Downtown Denver condo developer Craig Nassi has been hit personally with a $1 million-plus judgment because of fraudulent dealings with one of his tenants.
Denver District Judge Norman D. Haglund ruled this week that Nassi is to be held personally liable for $1,046,250 in damages for fraudulent misrepresentation as he negotiated how many parking spaces would be available for Club Matrix, a high-end fitness gym and spa in the Beauvallon building at East Ninth Avenue and Lincoln Street.
The sum could rise to $1.5 million when attorney fees and interest are added, lawyers involved in the case say.
Nassi, in an e-mail, said the ruling will be appealed next year.
Nassi and his firm, BCN Development, built Beauvallon, a twin-tower, 14-story European-style building with 210 units, in 2003 and 2004. Nassi also developed the Prado, a similar-style building at 300 West 11th Ave. in the Golden Triangle neighborhood.

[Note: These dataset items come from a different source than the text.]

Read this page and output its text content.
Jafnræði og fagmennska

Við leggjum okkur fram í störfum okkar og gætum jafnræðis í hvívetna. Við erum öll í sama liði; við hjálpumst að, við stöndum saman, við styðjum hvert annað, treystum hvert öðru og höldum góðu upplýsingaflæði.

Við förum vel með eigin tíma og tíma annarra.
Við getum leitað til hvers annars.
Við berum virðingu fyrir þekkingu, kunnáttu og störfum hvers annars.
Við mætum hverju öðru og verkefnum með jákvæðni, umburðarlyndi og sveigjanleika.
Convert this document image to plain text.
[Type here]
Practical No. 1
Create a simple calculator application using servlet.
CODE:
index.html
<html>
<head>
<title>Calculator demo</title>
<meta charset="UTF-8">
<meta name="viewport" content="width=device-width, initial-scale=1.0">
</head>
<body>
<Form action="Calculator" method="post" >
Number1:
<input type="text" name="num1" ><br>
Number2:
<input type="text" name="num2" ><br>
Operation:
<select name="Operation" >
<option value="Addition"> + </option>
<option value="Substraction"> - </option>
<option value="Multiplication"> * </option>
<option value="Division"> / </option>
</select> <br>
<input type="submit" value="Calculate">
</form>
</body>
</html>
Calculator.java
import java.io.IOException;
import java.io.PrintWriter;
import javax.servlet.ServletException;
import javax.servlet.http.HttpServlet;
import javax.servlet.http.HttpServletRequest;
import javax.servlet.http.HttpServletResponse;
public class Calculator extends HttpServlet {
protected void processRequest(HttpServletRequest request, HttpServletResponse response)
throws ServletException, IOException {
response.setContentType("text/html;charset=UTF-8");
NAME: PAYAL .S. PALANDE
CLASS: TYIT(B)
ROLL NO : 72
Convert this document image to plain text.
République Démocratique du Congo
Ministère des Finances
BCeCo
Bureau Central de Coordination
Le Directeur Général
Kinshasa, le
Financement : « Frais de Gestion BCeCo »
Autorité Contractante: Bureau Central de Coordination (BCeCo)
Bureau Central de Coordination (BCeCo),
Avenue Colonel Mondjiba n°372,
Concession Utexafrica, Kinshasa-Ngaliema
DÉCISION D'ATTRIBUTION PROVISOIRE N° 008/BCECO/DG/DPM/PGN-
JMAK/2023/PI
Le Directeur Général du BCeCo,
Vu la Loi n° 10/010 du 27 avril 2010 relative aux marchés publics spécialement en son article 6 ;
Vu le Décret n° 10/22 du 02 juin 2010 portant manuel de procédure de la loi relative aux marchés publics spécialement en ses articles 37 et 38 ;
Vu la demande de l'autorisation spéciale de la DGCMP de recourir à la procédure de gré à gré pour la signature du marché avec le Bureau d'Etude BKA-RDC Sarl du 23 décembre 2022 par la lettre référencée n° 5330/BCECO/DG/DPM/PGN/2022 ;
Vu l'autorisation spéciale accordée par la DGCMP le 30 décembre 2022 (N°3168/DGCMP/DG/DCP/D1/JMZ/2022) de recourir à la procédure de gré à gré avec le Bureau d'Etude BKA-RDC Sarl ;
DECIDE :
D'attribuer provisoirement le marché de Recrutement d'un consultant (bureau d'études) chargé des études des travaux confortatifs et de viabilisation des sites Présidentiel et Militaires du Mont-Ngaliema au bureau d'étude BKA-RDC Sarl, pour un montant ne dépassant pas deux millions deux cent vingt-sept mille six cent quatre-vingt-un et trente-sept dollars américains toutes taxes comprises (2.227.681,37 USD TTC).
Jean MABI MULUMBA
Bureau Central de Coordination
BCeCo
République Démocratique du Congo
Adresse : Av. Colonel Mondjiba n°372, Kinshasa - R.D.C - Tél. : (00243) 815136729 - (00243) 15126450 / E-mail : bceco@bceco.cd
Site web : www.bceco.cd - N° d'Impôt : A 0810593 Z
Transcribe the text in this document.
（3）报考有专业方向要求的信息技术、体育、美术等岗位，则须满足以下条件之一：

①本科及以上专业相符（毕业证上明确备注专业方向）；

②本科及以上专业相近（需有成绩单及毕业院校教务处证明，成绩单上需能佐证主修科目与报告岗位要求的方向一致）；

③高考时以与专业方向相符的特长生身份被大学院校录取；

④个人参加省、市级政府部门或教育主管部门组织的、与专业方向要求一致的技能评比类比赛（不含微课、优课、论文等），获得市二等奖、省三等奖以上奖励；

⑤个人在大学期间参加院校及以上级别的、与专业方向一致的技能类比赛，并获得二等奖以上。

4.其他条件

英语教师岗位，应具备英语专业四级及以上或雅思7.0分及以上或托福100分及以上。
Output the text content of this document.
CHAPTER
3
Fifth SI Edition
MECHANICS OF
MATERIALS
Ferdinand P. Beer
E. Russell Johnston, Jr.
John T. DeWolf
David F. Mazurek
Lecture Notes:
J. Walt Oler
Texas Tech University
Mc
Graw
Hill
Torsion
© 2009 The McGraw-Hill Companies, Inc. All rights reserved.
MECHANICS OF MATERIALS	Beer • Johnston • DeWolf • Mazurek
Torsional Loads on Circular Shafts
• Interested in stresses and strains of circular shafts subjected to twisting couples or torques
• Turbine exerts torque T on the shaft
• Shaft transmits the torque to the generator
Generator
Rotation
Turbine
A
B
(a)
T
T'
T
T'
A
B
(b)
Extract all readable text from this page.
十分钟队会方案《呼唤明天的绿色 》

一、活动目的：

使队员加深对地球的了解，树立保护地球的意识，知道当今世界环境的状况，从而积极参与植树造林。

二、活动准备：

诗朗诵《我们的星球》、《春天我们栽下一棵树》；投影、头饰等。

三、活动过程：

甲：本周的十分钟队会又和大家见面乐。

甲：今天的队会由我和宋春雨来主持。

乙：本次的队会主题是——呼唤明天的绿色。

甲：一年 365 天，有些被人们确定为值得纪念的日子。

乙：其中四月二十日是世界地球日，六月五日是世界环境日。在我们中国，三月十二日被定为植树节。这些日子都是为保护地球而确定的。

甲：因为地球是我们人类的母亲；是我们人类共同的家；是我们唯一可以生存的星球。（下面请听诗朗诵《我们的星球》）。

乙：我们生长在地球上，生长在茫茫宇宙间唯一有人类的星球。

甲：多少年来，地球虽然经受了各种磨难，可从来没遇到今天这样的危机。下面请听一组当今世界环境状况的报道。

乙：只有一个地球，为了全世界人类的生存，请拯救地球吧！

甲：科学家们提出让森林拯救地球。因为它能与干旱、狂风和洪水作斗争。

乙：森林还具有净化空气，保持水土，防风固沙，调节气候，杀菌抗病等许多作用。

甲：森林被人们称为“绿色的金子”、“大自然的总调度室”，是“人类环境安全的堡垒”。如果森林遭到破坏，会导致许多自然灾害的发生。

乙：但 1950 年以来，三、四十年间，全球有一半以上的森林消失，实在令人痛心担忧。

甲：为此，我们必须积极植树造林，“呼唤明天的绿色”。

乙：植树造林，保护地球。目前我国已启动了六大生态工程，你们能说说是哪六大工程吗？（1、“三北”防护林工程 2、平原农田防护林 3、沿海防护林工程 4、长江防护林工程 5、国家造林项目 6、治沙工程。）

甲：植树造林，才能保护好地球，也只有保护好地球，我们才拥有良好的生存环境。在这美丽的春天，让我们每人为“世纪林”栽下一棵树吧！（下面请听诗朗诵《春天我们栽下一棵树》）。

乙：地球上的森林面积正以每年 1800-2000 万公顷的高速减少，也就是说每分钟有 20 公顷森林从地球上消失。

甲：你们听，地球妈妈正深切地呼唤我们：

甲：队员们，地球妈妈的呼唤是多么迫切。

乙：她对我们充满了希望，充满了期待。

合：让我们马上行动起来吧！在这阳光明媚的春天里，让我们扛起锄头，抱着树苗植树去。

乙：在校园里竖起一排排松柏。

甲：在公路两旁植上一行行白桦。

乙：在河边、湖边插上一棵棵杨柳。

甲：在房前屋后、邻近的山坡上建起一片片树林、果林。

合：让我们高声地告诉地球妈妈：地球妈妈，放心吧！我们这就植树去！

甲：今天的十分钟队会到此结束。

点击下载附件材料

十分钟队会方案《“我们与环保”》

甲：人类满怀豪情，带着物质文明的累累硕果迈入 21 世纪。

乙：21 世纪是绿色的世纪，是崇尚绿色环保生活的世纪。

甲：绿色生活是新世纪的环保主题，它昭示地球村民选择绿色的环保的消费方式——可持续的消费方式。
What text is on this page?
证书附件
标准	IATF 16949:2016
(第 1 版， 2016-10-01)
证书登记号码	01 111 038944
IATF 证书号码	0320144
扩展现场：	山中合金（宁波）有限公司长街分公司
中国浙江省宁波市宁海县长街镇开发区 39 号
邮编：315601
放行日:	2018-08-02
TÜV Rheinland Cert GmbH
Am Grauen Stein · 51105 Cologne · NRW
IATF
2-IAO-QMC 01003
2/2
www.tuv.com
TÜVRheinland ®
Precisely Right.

Nassi and Larry Levy, owner of Club Matrix, negotiated a lease for nearly 11,000 square feet in Beauvallon, which was supposed to be completed and ready for occupancy by Nov. 1, 2003.
In the lease, Nassi agreed to give Matrix exclusive use of 150 of 600 parking spaces in the building.
Testimony in a five-day trial last August said Nassi needed Matrix as an “anchor tenant,” not only to help market the residential condos but also to ease Nassi’s relationship with his lenders.
But construction deadlines were missed and “the parties bumbled toward completion of the premises, often working at cross purposes and in interference with each other,” Judge Haglund wrote in his ruling.
Matrix didn’t get possession until early December 2004, more than a year late.
Shortly after that, in March 2005, the building was sold to Lincoln Retail Ventures, another corporation owned by Nassi.
Larry and Kathleen Levy, co-owner of Matrix, never were satisfied with the work Nassi promised to do on their space, so they sued Nassi on Aug. 1, 2005. Two months later, Nassi and Lincoln sold the property to J & J Property Investments, an overseas firm that owns several commercial properties in the metro area. The building now is facing foreclosure and is in receivership, according to Levy.
The Levys, through attorneys Erich Bethke and Michael Canges, persisted with their lawsuit, claiming Nassi never delivered the 150 parking spaces and tried to amend the lease to include only 75 spaces.
In his ruling Tuesday, Haglund said “Nassi had no intention of . . . providing 150 designated spaces” to the club.
He noted that Nassi’s trial demeanor was “indirect, evasive and conveniently lacking in memory as to important facts,” and that Nassi never knew if “it was physically or mathematically possible” to provide that many spaces.
Haglund ruled for the duration of the five-year lease, each parking space had a value of $13,950 and that Nassi owed Levy that much for each of the 75 parking spaces he never delivered.
Haglund then ordered the two sides to compute the amount of interest owed on the judgment, and told Bethke and Canges to submit their bill for fees and costs.